Specifies the username for connecting to a database.

--verbose

Prints detailed information on the console.

import parameters

--fields-terminated-by

Specifies the field delimiter, which must be the same as that in a Hive table or HDFS file.

--lines-terminated-by

Specifies the line delimiter, which must be the same as that in a Hive table or HDFS file.

--mysql-delimiters

Specifies the default delimiter settings of MySQL.

export parameters

--input-fields-terminated-by

Specifies the field delimiter.

--input-lines-terminated-by

Specifies the line delimiter.

Hive parameters

--hive-delims-replacement

Replaces characters such as \r and \n in data with user-defined characters.

--hive-drop-import-delims

Removes characters such as \r and \n when data is imported to Hive.

--map-column-hive

Specifies the data type of fields during the generation of a Hive table.

--hive-partition-key

Creates a partition.

--hive-partition-value

Imports data to a specified partition of a database.

--hive-home

Specifies the installation directory for Hive.

--hive-import

Specifies that data is imported from a relational database to Hive.

--hive-overwrite

Overwrites existing Hive data.

--create-hive-table

Creates a Hive table. The default value is false. A destination table will be created if it does not exist.

--hive-table

Specifies a Hive table to which data is to be imported.

--table

Specifies the relational database table.

--columns

Specifies the fields of a relational data table to be imported.

--query

Specifies the query statement for importing the query result.

HCatalog parameters

--hcatalog-database

Specifies a Hive database and imports data to it using HCatalog.

--hcatalog-table

Specifies a Hive table and imports data to it using HCatalog.

Others

-m or --num-mappers

Specifies the number of map tasks used by a Sqoop job.

--split-by

Specifies the column based on which Sqoop splits work units. This parameter is used together with -m.

--target-dir

Specifies the temporary directory of HDFS.

--null-string string

Specifies the string to be written for a null value for string columns.

--null-non-string

Specifies the string to be written for a null value for non-string columns.

--check-column

Specifies the column for determining incremental data import.

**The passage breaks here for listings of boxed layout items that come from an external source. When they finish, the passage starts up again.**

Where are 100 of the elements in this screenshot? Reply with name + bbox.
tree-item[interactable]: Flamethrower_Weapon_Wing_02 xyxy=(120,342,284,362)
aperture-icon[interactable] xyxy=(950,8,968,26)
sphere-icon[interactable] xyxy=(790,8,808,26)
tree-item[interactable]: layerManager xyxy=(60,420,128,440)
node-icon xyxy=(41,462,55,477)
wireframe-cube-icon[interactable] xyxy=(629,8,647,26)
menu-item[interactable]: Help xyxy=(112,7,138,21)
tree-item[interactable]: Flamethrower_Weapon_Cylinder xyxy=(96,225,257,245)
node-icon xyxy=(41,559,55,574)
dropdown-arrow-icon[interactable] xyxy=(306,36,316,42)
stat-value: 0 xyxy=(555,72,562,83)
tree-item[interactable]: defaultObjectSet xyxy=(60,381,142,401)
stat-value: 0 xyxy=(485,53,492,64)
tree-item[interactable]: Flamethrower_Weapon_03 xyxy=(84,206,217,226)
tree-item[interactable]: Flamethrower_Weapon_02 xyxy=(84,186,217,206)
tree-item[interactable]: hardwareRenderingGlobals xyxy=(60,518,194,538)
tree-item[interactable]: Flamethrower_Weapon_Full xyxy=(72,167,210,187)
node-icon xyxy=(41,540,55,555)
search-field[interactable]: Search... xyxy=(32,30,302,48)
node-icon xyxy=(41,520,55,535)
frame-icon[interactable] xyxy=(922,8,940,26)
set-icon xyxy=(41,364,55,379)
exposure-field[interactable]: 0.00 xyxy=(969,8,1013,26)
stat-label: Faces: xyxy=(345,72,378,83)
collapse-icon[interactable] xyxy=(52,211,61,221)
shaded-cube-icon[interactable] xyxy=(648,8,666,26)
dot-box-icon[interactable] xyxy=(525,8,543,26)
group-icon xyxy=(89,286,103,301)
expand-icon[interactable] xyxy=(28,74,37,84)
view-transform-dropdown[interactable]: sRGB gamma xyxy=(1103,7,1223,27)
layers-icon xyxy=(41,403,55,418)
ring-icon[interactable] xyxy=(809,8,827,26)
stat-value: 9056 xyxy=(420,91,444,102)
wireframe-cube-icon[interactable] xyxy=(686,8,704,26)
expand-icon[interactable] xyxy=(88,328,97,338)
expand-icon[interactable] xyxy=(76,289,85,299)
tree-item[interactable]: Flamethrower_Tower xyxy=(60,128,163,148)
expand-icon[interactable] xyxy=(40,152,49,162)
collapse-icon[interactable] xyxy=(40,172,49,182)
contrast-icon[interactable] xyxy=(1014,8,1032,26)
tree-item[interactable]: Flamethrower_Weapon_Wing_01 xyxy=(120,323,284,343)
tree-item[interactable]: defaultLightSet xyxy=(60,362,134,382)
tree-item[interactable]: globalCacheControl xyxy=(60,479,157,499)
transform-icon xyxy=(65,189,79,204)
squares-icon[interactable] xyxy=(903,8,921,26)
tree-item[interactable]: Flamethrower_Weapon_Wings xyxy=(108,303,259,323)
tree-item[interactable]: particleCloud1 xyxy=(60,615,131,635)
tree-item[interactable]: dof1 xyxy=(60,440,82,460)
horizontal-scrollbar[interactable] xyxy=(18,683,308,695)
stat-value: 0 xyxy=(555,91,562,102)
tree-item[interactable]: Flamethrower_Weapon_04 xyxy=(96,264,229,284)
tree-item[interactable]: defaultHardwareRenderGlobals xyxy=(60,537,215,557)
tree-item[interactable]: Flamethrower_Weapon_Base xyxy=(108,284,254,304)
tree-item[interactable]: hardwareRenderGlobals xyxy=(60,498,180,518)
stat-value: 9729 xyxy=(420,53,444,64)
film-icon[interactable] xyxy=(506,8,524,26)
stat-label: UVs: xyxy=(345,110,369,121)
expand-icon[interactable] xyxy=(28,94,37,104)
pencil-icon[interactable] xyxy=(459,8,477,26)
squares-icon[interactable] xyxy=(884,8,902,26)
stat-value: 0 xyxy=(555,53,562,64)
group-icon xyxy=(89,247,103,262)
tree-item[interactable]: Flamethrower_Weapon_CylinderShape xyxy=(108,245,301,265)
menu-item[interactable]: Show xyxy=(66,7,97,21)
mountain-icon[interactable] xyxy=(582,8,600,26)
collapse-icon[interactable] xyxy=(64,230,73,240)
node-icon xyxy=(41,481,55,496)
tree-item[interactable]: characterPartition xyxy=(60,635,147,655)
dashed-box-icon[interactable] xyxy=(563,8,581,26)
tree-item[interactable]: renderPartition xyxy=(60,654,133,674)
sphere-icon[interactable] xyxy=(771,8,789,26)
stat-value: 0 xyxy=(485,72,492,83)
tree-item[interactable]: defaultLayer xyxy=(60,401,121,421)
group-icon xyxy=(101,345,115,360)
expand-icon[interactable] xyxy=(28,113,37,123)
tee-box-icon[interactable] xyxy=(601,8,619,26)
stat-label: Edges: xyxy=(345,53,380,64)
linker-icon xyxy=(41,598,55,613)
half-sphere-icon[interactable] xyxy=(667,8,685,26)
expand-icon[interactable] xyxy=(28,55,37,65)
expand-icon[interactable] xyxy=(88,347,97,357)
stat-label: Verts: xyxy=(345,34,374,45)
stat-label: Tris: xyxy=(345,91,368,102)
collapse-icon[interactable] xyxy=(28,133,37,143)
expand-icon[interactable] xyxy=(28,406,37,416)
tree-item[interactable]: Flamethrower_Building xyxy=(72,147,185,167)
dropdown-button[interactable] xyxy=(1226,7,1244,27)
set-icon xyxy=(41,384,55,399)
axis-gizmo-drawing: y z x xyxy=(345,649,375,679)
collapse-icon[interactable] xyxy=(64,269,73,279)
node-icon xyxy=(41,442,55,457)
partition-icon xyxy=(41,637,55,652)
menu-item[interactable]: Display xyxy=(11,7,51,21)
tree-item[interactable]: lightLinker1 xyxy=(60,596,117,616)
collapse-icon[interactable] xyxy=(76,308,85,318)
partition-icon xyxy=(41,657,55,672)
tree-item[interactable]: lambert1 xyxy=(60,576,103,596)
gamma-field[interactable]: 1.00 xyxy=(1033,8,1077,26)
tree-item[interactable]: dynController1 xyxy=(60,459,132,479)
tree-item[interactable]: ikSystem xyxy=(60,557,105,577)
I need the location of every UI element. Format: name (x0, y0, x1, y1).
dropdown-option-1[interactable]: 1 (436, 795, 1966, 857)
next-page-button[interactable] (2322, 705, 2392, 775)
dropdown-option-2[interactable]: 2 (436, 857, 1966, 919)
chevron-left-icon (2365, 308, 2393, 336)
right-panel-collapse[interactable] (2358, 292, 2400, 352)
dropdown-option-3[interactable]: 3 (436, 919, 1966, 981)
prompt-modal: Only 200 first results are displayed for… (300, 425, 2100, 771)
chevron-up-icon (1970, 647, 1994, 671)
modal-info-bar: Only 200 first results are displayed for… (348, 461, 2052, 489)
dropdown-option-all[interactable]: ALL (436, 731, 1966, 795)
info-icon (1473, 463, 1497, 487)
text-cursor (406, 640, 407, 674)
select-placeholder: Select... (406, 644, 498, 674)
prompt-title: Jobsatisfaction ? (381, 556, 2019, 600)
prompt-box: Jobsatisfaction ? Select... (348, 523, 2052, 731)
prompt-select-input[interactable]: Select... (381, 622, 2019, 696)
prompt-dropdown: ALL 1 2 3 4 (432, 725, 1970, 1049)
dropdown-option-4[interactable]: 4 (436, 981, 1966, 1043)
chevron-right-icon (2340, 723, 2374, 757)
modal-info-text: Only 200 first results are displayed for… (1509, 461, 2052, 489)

--incremental append or lastmodified

Incrementally imports data.

append: appends records, for example, appending records that are greater than the value specified by last-value.

lastmodified: appends data that is modified after the date specified by last-value.

--last-value

Specifies the last value of the check column from the previous import.

--input-null-string

Specifies the string to be interpreted as NULL for string columns.

--input-null-non-string

Specifies the string to be interpreted as null for non-string columns. If this parameter is not specified, NULL will be used.